Ты думаешь, Миша противно причмокивал печеньем, когда говорил, я не знаю, что эта курица гуляет? Я все прекрасно знаю. В молодости чуть не побил ее. Но у нее брат тогда боксом занимался, здоровый такой был. Испугался я, в общем. Брата уже три года как похоронили, а бить уже и не хочется.
Так почему не разведетесь? Любишь? по привычке спросил Леонид. Он привык раскручивать на длинные монологи, хотя и ненавидел их.
Нет, привык, наверное. Я вообще-то не совсем лох какой-то. У меня в институте студенточка есть, миленькая такая. Ей «презерватив» если сказать, уже засмущается. Научную работу в том году у меня писала, у нас все и завертелось. Подожди, давай еще по одной, выпили. Соседка еще есть. Тоже к ней не лампочки менять хожу. Вроде бабе за сорок, а она фору студентке той легко даст. Жалко, сын соседский дома часто ошивается, за компом сидит. И обе, представь себе, ждут, что я с женой разведусь. Идиотки. А зачем мне с ней разводиться? Потом, она-то меня любит. Да, любит, я знаю. Флиртует с другими, хочет на себя внимание обратить, чтобы я ее, значит, ревновал. Я ее давно раскусил. Думает, она умнее меня. Черта с два. Давай выпьем еще.
Леонид сошел в Канаше настолько поздно ночью, что можно сказать, что утром.

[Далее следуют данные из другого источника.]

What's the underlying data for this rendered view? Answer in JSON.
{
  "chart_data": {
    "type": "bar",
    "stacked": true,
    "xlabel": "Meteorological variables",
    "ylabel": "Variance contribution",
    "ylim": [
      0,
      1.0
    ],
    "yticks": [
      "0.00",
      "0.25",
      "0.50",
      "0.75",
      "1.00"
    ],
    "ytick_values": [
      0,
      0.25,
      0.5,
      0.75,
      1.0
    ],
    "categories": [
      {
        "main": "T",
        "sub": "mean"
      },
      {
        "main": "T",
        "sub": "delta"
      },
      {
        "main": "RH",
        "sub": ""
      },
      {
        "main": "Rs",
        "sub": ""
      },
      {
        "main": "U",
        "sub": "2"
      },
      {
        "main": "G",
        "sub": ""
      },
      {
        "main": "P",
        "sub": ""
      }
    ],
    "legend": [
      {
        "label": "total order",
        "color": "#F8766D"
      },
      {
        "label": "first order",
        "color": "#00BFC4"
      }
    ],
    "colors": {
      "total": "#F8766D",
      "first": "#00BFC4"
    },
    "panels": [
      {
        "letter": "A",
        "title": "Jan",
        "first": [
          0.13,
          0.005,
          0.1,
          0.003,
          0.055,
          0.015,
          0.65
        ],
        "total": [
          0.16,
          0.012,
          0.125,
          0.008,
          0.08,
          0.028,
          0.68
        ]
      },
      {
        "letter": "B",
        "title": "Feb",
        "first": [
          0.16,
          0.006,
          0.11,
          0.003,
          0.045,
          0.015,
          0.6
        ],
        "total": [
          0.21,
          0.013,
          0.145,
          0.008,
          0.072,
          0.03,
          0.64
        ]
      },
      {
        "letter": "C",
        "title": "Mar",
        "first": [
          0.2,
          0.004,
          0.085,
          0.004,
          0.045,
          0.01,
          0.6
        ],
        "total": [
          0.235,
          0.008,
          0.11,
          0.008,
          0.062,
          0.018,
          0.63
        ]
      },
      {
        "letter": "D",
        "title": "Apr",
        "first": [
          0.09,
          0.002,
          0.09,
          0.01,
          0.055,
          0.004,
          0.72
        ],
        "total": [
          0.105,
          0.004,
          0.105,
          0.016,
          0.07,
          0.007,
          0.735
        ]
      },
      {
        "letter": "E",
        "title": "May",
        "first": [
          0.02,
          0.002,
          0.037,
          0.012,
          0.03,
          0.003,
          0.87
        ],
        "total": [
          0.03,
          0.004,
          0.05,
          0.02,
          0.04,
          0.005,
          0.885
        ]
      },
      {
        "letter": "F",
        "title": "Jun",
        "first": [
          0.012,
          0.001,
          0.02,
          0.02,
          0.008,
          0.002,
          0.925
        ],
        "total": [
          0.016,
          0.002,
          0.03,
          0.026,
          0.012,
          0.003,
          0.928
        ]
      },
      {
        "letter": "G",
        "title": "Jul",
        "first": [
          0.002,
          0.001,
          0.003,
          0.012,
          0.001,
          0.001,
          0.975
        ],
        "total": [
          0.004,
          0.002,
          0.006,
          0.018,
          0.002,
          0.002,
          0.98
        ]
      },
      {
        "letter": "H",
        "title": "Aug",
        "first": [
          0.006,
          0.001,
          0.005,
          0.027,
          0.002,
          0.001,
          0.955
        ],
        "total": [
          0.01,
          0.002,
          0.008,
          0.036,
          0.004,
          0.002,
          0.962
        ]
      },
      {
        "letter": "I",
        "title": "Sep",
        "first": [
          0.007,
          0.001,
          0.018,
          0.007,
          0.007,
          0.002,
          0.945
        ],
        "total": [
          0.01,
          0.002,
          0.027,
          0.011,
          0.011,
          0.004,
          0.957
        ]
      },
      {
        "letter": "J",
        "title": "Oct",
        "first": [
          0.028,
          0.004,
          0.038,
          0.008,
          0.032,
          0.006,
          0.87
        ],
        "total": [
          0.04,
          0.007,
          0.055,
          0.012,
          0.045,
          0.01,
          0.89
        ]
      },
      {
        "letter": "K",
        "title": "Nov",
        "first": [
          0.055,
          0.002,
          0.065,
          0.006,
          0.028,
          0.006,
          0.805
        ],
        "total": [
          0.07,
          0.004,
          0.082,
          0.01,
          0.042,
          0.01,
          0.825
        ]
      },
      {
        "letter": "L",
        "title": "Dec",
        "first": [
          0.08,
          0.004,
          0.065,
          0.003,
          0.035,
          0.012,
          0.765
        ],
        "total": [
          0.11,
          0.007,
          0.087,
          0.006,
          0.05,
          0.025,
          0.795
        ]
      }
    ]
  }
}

«Жаль, подумал он, закуривая, что магазин закрыт сейчас. На вечер обязательно куплю селедки и черный хлеб. Еще лучку бы к этому нарезать. Красота».
***
Миша родился на полчаса позже своей сестры Маши. С этим он никогда не желал мириться, но иного выхода, конечно, не было. Маша росла бойчее и здоровее, в школе была старостой класса, бегала быстрее всех в эстафетах словом, делала все, чтобы насолить брату. Жили они с ней в одной комнате с бабушкой, во второй родители, в третьей «зала». Когда он рассказывал об этом будущей жене, Вере, та скривилась. Ей не нравилось простонародное слово «зала», и она не понимала, почему нельзя было вместо нее сделать спальню для кого-то из детей, либо для бабушки. Миша пожимал плечами.
И как же ты, кокетливо выпускала кольца дыма Вера, справлялся с нуждами пубертата?
В туалете.
Вера звонко хохотала. Она росла в старом деревянном доме на улице Эш Урам, и у них с братом были свои «комнаты». Точнее, была одна большая, перегороженная двумя шкафами.
«Зато, думал Миша, у нас было электричество и прочие блага цивилизации».
Мише никогда не нравилось делиться игрушками. Ему хватало того, что все, кроме солдатиков, у них с сестрой было общее. У сестры еще был пупс. Он боялся, что мальчики, которые возьмут поиграть солдатиков, больше их не вернут.
Михаил, строго смотрела на него поверх очков с толстыми линзами мать, не вздумай жадничать. Ты знаешь, я не терплю жадин.
И Мише приходилось делиться. Мальчишкам во дворе он не нравился, и солдатиков они возвращать не собирались. А сам он спросить опасался.
«Я не трус, думал он в туалете, стараясь сглотнуть ком в горле, я не трус, я просто выше этих выяснений. Если они сами не понимают, что чужое возвращать нужно, значит сами дураки».
Он думал о том, что зарыдать теперь будет ужасно. Хуже было бы только зарыдать во дворе. Или перед мамой. Но он ошибался, худшее было впереди. О пропаже солдатиков узнала Маша, и лучше бы она рассмеялась ему в лицо. Она же встала, ушла и вернулась через пятнадцать минут с солдатиками.